Bruno Bettelheim’s Symbolic Wounds: Puberty Rites and the Envious Male, travestied by Skrzywanek and recurring like a refrain, provides the framework for the play. The offstage voice of a male narrator describes the stages of the rite of passage in French, but they are differentiated in terms of gender only when mutilations are discussed: penile subincisions, excision of the labia and cuts from the vagina to the anus. Carol Gilligan, American feminist, scholar and developmental psychologist writes about initiation into patriarchy in terms of gender differences. Niobe Way’s studies of boys (2011), cited by Gilligan, prove that at successive stages of development, they become increasingly ashamed of intimacy, friendship and emotional expression, rightly fearing that they will be branded with the patriarchal stigma of non-masculinity. In boys, the repression of relationships, the language of tenderness and empathy causes self-aggression – depression and, in extreme cases, suicide – and aggression, including homicides.

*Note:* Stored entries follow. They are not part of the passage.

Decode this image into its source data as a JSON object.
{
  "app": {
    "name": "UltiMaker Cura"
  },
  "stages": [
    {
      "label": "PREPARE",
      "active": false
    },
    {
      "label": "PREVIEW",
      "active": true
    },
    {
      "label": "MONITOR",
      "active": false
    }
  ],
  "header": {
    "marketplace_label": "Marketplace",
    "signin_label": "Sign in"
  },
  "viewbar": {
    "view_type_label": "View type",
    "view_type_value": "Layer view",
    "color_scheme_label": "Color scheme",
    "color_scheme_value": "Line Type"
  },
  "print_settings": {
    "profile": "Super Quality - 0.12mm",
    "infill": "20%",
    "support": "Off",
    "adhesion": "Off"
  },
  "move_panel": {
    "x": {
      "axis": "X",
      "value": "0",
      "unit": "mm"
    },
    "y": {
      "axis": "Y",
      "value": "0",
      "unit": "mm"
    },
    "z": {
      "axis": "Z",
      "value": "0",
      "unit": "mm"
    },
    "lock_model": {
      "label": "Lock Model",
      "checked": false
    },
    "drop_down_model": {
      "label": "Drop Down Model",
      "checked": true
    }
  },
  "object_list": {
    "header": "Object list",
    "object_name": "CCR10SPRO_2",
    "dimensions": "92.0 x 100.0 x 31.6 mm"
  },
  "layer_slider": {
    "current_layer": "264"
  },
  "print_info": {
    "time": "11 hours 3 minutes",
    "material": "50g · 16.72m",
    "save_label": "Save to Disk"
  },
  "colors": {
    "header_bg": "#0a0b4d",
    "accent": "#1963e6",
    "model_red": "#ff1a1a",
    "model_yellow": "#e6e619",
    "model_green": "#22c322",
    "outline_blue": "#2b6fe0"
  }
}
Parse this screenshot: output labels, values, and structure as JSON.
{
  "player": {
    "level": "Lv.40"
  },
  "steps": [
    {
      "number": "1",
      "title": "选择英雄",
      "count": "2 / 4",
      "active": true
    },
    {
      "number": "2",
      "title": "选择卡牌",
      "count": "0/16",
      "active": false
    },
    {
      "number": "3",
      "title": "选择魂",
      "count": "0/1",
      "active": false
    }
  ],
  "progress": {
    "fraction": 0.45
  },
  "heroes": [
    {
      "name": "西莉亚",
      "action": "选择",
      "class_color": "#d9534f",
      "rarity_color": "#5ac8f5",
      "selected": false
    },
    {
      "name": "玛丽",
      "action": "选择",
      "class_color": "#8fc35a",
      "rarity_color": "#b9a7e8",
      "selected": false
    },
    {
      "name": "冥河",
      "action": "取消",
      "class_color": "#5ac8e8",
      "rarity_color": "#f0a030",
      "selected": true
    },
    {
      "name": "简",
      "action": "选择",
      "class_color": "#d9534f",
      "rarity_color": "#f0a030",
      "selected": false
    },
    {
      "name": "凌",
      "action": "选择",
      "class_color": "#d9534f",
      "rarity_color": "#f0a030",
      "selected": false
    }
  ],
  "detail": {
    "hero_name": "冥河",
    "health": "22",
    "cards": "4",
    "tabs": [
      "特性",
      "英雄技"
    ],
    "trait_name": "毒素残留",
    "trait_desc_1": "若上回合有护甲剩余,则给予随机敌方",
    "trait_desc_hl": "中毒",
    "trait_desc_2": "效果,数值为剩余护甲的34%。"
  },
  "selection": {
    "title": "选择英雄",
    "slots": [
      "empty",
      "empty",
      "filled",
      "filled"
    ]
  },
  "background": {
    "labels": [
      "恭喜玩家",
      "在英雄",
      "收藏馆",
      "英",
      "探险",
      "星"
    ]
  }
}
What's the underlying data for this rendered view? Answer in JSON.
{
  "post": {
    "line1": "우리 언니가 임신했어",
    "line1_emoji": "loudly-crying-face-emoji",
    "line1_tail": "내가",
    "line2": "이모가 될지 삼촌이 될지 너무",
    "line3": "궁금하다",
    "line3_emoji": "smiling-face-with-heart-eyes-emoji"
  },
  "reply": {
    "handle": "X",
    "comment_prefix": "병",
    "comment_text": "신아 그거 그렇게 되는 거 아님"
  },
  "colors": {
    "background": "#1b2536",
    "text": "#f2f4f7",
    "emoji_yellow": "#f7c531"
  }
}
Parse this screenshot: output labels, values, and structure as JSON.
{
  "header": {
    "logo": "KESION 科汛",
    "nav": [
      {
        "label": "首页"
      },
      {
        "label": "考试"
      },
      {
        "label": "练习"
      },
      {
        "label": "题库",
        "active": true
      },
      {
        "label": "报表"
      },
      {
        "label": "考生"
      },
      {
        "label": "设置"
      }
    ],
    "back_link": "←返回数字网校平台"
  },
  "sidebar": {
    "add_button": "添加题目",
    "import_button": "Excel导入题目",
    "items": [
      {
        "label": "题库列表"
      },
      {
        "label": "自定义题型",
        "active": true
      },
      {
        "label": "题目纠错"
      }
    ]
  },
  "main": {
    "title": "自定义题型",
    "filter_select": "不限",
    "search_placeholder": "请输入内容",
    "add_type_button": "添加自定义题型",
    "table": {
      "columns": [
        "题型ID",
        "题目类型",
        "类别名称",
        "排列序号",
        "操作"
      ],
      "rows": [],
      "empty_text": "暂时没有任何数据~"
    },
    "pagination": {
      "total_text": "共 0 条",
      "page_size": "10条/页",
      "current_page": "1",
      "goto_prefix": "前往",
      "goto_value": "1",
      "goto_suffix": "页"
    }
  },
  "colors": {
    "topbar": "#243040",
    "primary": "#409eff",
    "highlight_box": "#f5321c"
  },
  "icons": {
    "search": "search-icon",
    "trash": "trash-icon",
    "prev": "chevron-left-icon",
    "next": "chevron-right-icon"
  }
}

Girls, on the other hand, are trained to make sacrifices, to be nice and polite. The process deprives them of a voice and the opportunity to articulate anger for the sake of avoiding conflict and protecting relationships, which translates into self-destructive behaviours such as eating disorders and cutting. Patriarchal training always involves violence, against men and women alike, and does not privilege either sex. It is based on silencing and suppression of women’s and men’s true emotional selves.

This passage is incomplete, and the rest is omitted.